CatalogneLa République catalane, oui, mais un peu plus tard
Le président indépendantiste catalan Carles Puigdemont veut dialoguer avec Madrid avant de rendre effective l'indépendance de sa région.
«J'assume le mandat selon lequel la Catalogne doit devenir un Etat indépendant sous la forme d'une République», a dit M. Puigdemont devant le Parlement de Barcelone. «Je propose de suspendre la mise en oeuvre de cette déclaration d'indépendance pour entamer des discussions afin de parvenir à une solution négociée», a-t-il ajouté.
Costume et cravate sombres, l'air grave, il a souligné la nécessité impérieuse de «réduire les tensions» dans la région et a dénoncé le refus «radical» de Madrid de négocier un référendum d'indépendance.
Revenant sur le référendum du 1er octobre, marqué par une victoire écrasante des partisans du «oui» à l'indépendance (90%), M. Puigdemont a estimé que «la Catalogne a gagné le droit d'être un Etat indépendant». Il n'a cependant pas soumis de déclaration d'indépendance au vote des élus régionaux, ce qui aurait fermé la porte à toute solution négociée.
Carles Puigdemont, le président séparatiste, doit s'exprimer devant le parlement catalan à 18h00.
Des milliers d'Espagnols, de Catalogne et d'ailleurs, ont envahi les rues de Barcelone pour manifester leur hostilité à l'indépendance de la région, une semaine après le référendum d'autodétermination interdit par Madrid.
Fermeté de Madrid
Pressé de toutes parts, l'ancien journaliste de 54 ans a ainsi semblé choisir la voie médiane: maintenir les engagements pris avec son électorat, mais garder une porte ouverte pour une solution négociée, qui s'annonce difficile.
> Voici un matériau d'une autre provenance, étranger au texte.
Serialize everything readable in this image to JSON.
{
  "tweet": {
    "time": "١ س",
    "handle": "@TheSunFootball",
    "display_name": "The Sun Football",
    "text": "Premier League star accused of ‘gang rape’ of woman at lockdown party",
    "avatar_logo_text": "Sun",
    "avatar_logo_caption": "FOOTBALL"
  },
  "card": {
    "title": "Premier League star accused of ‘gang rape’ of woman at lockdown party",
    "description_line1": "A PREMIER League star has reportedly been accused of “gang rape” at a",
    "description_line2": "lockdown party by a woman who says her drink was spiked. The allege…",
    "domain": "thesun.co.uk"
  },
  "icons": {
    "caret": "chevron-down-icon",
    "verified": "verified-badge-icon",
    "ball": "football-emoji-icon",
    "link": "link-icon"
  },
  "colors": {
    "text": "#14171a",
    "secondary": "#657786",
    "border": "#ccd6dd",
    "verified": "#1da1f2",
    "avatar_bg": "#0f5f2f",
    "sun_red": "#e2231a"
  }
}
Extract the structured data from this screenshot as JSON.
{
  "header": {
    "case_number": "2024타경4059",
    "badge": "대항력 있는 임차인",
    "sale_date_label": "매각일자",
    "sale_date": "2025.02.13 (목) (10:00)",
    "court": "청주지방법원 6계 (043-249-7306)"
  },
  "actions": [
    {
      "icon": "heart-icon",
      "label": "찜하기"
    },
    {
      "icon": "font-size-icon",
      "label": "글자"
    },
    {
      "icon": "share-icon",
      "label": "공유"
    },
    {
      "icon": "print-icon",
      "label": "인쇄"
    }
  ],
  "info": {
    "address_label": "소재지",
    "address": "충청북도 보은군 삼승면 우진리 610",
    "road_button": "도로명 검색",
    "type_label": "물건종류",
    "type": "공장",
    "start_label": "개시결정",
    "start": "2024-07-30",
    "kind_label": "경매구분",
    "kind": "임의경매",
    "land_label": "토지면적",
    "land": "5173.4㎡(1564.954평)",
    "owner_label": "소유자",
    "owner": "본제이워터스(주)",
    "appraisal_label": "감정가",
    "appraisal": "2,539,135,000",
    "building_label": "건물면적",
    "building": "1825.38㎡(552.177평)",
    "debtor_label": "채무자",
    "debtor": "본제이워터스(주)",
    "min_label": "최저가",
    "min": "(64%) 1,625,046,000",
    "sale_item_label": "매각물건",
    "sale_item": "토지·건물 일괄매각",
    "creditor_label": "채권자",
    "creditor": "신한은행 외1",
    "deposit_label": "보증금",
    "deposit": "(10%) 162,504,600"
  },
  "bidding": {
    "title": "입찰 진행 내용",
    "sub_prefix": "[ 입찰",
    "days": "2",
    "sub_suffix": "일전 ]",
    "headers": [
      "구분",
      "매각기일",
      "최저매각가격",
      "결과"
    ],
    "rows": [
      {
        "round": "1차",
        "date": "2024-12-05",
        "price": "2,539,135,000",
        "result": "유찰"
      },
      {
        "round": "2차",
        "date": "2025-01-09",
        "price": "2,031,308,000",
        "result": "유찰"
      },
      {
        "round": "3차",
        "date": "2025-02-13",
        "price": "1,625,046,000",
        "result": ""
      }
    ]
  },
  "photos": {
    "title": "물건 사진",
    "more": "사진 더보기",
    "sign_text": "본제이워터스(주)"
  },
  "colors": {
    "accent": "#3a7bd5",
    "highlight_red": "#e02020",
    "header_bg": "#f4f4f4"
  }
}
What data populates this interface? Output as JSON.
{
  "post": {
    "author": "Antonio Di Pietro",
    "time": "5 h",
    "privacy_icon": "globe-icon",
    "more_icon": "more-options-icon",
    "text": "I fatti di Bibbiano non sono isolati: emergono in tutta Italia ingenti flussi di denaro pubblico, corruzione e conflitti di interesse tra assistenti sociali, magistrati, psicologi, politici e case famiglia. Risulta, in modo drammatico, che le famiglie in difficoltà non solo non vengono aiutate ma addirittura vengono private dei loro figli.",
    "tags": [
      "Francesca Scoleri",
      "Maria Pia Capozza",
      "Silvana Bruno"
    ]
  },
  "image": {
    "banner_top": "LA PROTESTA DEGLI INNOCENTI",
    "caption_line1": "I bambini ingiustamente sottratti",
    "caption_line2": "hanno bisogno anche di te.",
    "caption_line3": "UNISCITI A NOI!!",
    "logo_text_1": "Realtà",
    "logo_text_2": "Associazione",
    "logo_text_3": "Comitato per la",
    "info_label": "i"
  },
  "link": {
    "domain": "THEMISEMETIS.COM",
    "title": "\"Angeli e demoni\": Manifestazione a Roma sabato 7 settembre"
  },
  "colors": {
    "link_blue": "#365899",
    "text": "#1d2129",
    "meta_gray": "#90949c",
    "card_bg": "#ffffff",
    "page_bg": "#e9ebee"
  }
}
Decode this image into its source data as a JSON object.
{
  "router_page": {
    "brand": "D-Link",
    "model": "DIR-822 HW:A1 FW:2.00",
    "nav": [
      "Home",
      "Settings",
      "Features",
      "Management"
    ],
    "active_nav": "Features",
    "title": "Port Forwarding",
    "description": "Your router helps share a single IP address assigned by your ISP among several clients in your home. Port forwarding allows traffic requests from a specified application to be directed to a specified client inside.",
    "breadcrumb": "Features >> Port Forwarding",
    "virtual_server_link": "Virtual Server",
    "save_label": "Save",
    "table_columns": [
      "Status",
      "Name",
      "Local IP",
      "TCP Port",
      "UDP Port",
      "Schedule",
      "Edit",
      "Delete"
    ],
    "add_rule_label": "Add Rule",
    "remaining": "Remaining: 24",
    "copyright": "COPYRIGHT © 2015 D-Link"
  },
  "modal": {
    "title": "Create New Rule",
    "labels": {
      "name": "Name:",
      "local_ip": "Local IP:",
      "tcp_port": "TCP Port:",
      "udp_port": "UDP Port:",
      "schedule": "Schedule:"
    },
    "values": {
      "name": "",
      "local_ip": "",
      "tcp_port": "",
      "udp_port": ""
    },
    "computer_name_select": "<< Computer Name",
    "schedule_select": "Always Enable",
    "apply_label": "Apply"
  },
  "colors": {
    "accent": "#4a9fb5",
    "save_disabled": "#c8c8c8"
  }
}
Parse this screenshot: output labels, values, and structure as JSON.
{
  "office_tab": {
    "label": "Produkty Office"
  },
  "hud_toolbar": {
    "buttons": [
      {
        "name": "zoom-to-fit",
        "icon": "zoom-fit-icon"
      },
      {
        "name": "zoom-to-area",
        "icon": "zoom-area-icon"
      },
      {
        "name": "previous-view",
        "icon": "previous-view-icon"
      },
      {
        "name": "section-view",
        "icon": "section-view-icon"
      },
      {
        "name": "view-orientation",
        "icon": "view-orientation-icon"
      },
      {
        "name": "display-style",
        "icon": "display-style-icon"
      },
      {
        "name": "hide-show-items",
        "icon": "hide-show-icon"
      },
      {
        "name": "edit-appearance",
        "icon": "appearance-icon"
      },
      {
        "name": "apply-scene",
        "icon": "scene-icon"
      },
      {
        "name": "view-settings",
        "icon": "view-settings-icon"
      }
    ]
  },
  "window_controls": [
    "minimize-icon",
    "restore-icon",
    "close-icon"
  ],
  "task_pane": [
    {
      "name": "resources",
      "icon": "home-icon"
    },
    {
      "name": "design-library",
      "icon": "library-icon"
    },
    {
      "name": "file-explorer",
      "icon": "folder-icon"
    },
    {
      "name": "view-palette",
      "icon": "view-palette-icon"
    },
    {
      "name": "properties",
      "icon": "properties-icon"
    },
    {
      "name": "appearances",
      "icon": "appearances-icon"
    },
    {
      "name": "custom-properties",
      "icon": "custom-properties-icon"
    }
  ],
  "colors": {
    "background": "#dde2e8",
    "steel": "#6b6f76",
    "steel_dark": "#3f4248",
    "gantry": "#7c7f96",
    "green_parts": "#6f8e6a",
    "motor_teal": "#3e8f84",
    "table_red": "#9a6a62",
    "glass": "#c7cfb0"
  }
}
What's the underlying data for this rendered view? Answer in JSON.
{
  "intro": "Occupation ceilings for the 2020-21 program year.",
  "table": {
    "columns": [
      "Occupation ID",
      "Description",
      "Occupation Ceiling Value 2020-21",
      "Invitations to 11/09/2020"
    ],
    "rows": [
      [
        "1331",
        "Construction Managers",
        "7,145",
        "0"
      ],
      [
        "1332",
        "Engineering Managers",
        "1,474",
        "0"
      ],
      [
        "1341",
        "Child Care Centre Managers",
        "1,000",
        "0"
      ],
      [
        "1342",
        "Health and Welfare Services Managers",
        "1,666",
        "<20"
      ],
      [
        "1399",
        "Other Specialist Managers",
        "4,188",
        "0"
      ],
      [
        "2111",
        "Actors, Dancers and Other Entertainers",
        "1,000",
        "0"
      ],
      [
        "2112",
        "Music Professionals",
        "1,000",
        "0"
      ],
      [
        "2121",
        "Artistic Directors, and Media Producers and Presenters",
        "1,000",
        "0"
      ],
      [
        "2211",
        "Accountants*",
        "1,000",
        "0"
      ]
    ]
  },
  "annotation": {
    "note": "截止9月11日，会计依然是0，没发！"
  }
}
Cet appel au dialogue risque de se heurter à la fermeté de Madrid. Dans une première réaction, le gouvernement espagnol a estimé qu'une «déclaration implicite d'indépendance (....) n'est pas admissible», a indiqué un porte-parole de l'exécutif à l'AFP.
Quelques heures plus tôt, la vice-présidente du gouvernement Soraya Saenz de Santamaria a déclaré qu'il n'y avait «pas de place pour la médiation entre la légalité et l'illégalité, entre la loi et la désobéissance, entre la démocratie et la tyrannie».
Indépendantistes déçus
Des alliés du gouvernement catalan ont pour leur part regretté une «occasion perdue de proclamer solennellement» l'indépendance.
La séance devant le Parlement a commencé dans la confusion, retardée d'une heure «en raison de contacts pour une médiation internationale», selon un porte-parole du gouvernement catalan.
Le gouvernement espagnol a aussitôt souligné qu'une médiation avec Carles Puigdemont n'était «pas envisageable». Et la rumeur d'une vidéo-conférence avec le président de la Commission européenne Jean-Claude Juncker a été démentie par Bruxelles.
Appels de l'Europe
Jusqu'à la dernière minute, l'Europe a exhorté le leader séparatiste à ne pas prendre de décision «irréversible», rappelant que l'Union européenne ne reconnaîtrait pas une Catalogne indépendante.
Le président du Conseil européen Donald Tusk a encouragé M. Puigdemont à éviter «une décision qui rendrait le dialogue impossible», redoutant «un conflit dont les conséquences seraient négatives pour les Catalans, pour l'Espagne et pour toute l'Europe». Le président français Emmanuel Macron avait souhaité une solution pacifique face à ce qu'il a qualifié de «coup de force des Catalans».
A Madrid, le chef du gouvernement conservateur Mariano Rajoy a laissé entendre ces derniers jours qu'en cas de déclaration unilatérale d'indépendance, il pourrait suspendre l'autonomie de la région, une mesure jamais appliquée en Espagne.
Mais il a d'autres instruments à sa disposition. Il a déjà pris le contrôle des finances de cette région pesant 19% du PIB du pays en septembre. Il peut aussi instaurer un état d'urgence allégé lui permettant d'agir par décrets.
Toute mesure draconienne risque cependant de provoquer des troubles en Catalogne, où huit électeurs sur dix auraient souhaité un référendum en bonne et due forme, en lieu et place de celui du 1er octobre.